Thoreau went across the island to the fishing hamlet of Siasconset with the Captain in his buggy. Captain Gardner was extensively engaged in raising pines and this interested Thoreau. "These plantations must very soon change the aspect of the island," Thoreau wrote. Otherwise there was not a tree to be seen except around houses and in the swamps. "This island must look exactly like a prairie, except that the view in clear weather is bounded by the sea." The barrenness and spaciousness of old Nantucket can be seen in the photo (below):

This photo of the moors and the Marconi wireless station was taken about 1904 from the vicinity of Siasconset and Sankaty light. The photo looks west towards the town of Nantucket and its harbor, which are visible miles away.
In his journals, Thoreau wrote about all sorts of island topics and anecdotes: e.g., Gardner showed Thoreau the house of a singular old hermit, who for thirty years had thought only about genealogy. When the hermit went out one day, Captain Gardner helped clean up his house and they took out three barrels of dirt.

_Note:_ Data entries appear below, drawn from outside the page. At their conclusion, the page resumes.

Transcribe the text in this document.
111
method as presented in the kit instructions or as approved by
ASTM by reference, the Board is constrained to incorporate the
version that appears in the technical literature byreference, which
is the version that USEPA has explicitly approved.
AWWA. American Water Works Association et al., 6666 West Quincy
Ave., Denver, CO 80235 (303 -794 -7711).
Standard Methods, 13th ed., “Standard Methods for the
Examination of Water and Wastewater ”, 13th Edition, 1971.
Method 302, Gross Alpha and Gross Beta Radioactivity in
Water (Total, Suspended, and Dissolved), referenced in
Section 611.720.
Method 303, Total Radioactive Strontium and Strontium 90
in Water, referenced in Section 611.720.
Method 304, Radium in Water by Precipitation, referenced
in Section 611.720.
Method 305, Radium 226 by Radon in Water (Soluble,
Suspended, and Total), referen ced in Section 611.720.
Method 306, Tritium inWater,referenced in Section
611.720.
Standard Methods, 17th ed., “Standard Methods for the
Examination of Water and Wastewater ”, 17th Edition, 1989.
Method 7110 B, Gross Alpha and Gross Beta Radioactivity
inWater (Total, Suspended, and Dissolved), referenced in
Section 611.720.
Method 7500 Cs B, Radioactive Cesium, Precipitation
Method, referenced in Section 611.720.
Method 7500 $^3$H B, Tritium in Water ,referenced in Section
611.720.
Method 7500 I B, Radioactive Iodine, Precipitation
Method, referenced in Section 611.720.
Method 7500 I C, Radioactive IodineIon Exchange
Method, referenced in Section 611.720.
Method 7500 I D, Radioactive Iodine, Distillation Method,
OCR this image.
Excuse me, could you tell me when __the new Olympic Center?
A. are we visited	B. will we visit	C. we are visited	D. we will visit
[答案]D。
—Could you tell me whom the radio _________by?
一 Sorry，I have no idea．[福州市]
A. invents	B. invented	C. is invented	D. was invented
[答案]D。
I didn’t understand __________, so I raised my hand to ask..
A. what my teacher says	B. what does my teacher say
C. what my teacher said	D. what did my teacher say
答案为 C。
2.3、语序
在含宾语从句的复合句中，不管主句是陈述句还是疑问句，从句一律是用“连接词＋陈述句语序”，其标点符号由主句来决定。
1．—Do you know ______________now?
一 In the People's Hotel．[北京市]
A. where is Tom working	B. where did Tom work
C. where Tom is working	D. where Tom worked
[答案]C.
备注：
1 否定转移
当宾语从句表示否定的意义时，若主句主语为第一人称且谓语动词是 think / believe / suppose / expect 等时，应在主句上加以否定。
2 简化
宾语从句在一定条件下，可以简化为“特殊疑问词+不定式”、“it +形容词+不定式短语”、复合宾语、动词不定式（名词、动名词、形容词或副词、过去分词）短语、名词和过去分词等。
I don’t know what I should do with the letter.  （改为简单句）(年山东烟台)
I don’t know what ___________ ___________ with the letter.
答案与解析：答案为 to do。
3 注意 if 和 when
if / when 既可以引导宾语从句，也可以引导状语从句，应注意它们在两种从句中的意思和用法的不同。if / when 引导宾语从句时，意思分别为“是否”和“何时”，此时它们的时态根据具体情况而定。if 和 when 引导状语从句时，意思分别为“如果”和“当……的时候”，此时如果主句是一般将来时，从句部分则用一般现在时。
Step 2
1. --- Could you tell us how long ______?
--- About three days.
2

That evening, Thoreau delivered an early version of the lecture which came to be known as "Life without Principle." See, Don Jordan, "Thoreau's Nantucket Lecture." Thoreau Society Bulletin 166 (Winter, 1984): 1-3, which discusses Thoreau's lecture "What Shall It Profit?" before the Nantucket Athenaeum on Thursday evening, 28 December l854, and Nantucket Inquirer, 1 January 1855, p. 2, cols. 2-3; rpt.
Thoreau returned to the mainland through the fog--the boat "stopped and sounded many times" and listened for a locomotive whistle to help navigate.
[Note by Stephen Ells, February 8, 2002.